Digging a bit deeper, there were a few interesting quirks in the data.

The rate of CT scans in children actually decreased over time.


I'm speculating here, but this may be due to increased awareness of the potential consequences of ionizing radiation exposure. Nuclear medicine scans decreased as well for reasons that I'll admit are not entirely clear to me, but I'm hopeful that you all can enlighten me.


But still, what we have overall is a study showing a pretty dramatic increase in the rate of ordering imaging for patients—crossing multiple health systems, two countries, and a few different payment models. This, despite efforts like the Choosing Wisely campaign, designed to curb utilization of procedures like this.

My reflex here was to shake my head and lament the state of a healthcare system where we no longer really think and just reflexively order imaging tests.

But then I thought about Star Trek.

Yup, Star Trek. See, in Star Trek, 100% of patients get advanced imaging. Sure, it's with a tricorder, but they get it as soon as they walk into sick bay. And Dr Crusher never wrings her hands about the slow death of the physical exam.

What's the harm of imaging? Basically, there are three things. First, exposure to ionizing radiation—in the case of CT scans, at least. Second, cost. And third, the discovery of incidental findings that lead to further workup and stress. These are real harms and things we should worry about, but we should also realize that these harms may be changing over time.

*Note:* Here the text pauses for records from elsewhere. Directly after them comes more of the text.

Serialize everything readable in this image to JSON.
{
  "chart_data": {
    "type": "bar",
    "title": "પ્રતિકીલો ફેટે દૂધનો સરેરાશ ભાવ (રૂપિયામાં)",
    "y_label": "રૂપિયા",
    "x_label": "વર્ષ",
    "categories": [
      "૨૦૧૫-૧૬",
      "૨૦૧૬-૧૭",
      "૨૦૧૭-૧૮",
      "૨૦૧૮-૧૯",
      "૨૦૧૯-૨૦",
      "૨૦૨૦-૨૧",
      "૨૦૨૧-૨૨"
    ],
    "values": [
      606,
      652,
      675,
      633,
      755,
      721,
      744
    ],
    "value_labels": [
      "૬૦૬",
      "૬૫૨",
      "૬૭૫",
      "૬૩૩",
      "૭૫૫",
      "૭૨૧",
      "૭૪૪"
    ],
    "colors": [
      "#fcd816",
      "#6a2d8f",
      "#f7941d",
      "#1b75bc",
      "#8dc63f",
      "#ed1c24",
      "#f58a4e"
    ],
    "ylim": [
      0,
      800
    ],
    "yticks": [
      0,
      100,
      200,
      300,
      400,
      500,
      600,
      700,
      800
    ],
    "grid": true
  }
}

New CT protocols reduce radiation exposure. Costs are somewhat more contained under current payment models. We're probably still too defensive regarding incidentalomas, but the point is that as risks decrease, we'd expect utilization to increase.

Why? Because imaging tests are really useful. Not for everyone, and not always, but it's hard to deny that you get useful information from these tests.

The most successful way to avoid the radiation, cost, and anxiety of imaging exams, in my opinion, is to give doctors enough time to actually talk about the risks and benefits with their patients. Time with patients is more valuable than the highest Tesla MRI, but try to convince insurance companies to see that.